ASPIRASIKU — Media sosial tengah diramaikan dengan unggahan yang menunjukkan penggantian menu Makanan Bergizi Gratis (MBG) menjadi snack kemasan.
Isu ini menuai sorotan dari kalangan akademisi, termasuk Dosen Gizi Fakultas Kesehatan Masyarakat (FKM) Universitas Airlangga (UNAIR), Lailatul Muniroh SKM MKes.
Ia menilai kebijakan tersebut mengandung risiko tinggi bagi kesehatan penerima manfaat, khususnya anak-anak.
Lailatul menegaskan bahwa MBG seharusnya dirancang untuk memenuhi seluruh komponen zat gizi makro maupun mikro sesuai kebutuhan sasaran program.
Menurutnya, snack tidak bisa menggantikan peran makanan utama. “Snack hanya cocok sebagai selingan antara dua waktu makan utama, misalnya di antara makan pagi dan makan siang,” jelasnya, Senin (1/7).

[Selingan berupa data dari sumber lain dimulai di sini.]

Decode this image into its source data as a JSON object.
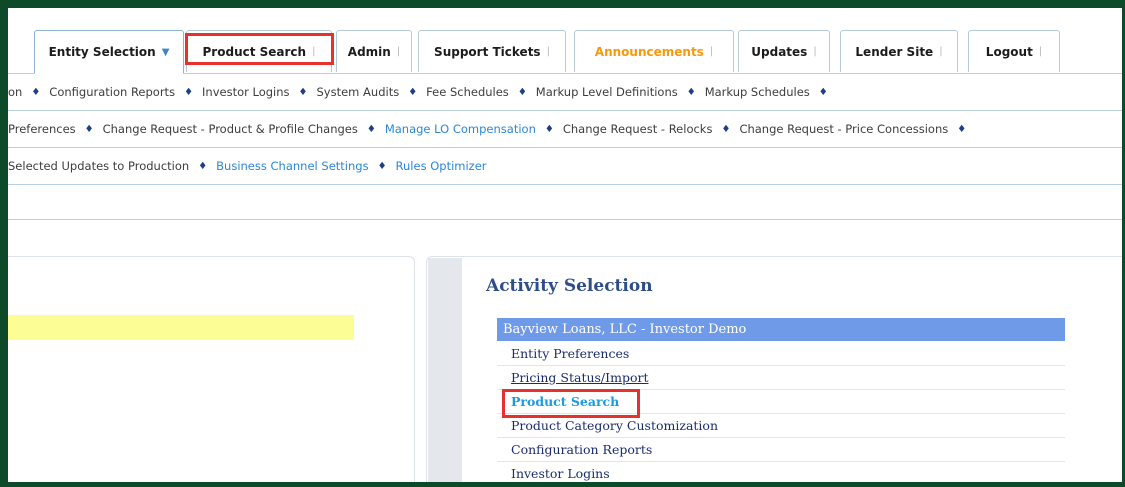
{
  "tabs": [
    {
      "label": "Entity Selection",
      "caret": "▼"
    },
    {
      "label": "Product Search"
    },
    {
      "label": "Admin"
    },
    {
      "label": "Support Tickets"
    },
    {
      "label": "Announcements"
    },
    {
      "label": "Updates"
    },
    {
      "label": "Lender Site"
    },
    {
      "label": "Logout"
    }
  ],
  "tab_separator": "|",
  "nav_row_1": [
    "on",
    "Configuration Reports",
    "Investor Logins",
    "System Audits",
    "Fee Schedules",
    "Markup Level Definitions",
    "Markup Schedules"
  ],
  "nav_row_2": [
    "Preferences",
    "Change Request - Product & Profile Changes",
    "Manage LO Compensation",
    "Change Request - Relocks",
    "Change Request - Price Concessions"
  ],
  "nav_row_3": [
    "Selected Updates to Production",
    "Business Channel Settings",
    "Rules Optimizer"
  ],
  "diamond": "♦",
  "activity": {
    "title": "Activity Selection",
    "header": "Bayview Loans, LLC - Investor Demo",
    "items": [
      "Entity Preferences",
      "Pricing Status/Import",
      "Product Search",
      "Product Category Customization",
      "Configuration Reports",
      "Investor Logins"
    ]
  },
  "colors": {
    "accent": "#2b88d8",
    "highlight": "#e4322d",
    "announcement": "#f59a0e",
    "header_bar": "#6f9ae8",
    "frame": "#0c4a2a"
  }
}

Ia menjelaskan bahwa porsi snack idealnya hanya mencakup 10 persen dari total kebutuhan kalori harian. Meskipun dalam kondisi tertentu—seperti pada pasien pasca operasi atau lansia—snack padat gizi bisa menggantikan makanan utama, namun hal ini bersifat sementara dan harus terkontrol.
Risiko Gizi Kurang dan Penyakit Tidak Menular
Lailatul menilai bahwa penggantian MBG dengan snack, terutama snack rendah gizi, dapat berdampak negatif dalam jangka pendek maupun panjang. Dalam jangka pendek, asupan energi dan zat gizi yang rendah dapat menurunkan konsentrasi dan produktivitas anak. “Snack tinggi gula dan garam bisa memberikan rasa kenyang semu yang tidak bertahan lama, dan tidak mencukupi kebutuhan gizi harian,” katanya.
Dampak jangka panjangnya bahkan lebih serius. Risiko gizi kurang, anemia, dan hidden hunger—yakni kekurangan zat gizi mikro yang tidak langsung terlihat—hingga peningkatan risiko penyakit tidak menular seperti diabetes tipe 2 dan hipertensi dapat muncul.
Snack Padat Gizi sebagai Solusi Sementara
Meski mengakui kepraktisan snack, Lailatul menegaskan bahwa prinsip gizi tidak boleh dikorbankan. Ia mendorong alternatif berupa nutrient-dense snacks atau snack padat gizi yang dirancang dengan prinsip gizi seimbang. “Snack tidak harus identik dengan makanan ringan tak bernutrisi. Jika dirancang dengan tepat, snack bisa menjadi solusi sementara, namun tidak boleh menjadi kebiasaan atau pengganti utama tanpa alasan yang jelas,” ujarnya.